Great is the Lord, and greatly to be praised. His greatness is unsearchable.

You've been measuring yourself against the wrong ruler. Against coworkers. Against siblings. Against the curated highlight reels of strangers who don't know your name. And every measurement comes back the same: short. But what if the point was never to measure up? What if the whole system of comparison was a distraction from something much wilder — that the greatness you keep chasing was never supposed to be yours? That you were made, not to be great, but to be near greatness? To orbit something unsearchable. And in that orbit — in that proximity to something so vast your failures can't even dent it — you finally stop keeping score. Not because you won. Because the game was never real.

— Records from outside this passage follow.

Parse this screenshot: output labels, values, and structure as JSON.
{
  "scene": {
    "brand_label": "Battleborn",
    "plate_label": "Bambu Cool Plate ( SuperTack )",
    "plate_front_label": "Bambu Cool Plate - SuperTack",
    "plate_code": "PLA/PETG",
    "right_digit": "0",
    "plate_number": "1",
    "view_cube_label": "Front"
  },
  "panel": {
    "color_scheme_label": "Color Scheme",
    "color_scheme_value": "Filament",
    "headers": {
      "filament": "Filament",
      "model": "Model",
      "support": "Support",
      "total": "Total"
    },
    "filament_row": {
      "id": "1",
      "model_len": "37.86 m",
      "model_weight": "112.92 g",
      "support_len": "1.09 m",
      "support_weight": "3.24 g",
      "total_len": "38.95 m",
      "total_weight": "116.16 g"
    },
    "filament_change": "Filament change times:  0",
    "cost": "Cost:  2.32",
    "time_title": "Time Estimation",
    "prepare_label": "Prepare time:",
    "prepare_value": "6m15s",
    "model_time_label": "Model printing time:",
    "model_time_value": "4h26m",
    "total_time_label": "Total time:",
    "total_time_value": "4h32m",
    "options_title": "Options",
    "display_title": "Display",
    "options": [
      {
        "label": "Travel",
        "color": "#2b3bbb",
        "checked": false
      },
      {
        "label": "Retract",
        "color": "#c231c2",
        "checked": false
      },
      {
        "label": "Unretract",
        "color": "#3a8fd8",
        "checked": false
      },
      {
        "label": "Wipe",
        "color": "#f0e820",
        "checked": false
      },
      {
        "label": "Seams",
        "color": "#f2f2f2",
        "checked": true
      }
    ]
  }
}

"Unsearchable" means you can't get to the bottom of it. You can't reach the end. You can't fully comprehend, categorize, or contain it. And that should liberate you — because if the greatest thing in the universe can't be measured, then measuring yourself against it is already a category error.

"Not enough" assumes a finite target. A standard. A line. And you've drawn that line yourself — or worse, let the world draw it for you — and spent your entire life trying to reach it. But the Psalm says greatness is unsearchable. Which means the line doesn't exist. There is no finish line for worth. No benchmark for belonging. No threshold you have to cross before you're allowed to take up space.

And when you stop chasing the line — when you finally accept that worth isn't a destination you arrive at but a fact you were born with — something shifts. The comparison loop loses power. The self-critique gets quieter. Not because you achieved something. Because you stopped believing you had to. You were never meant to be unsearchable. You were meant to be held by something that is. And that holding is not contingent on your performance. It's contingent on your existence. Which, last time you checked, is a condition you've already met.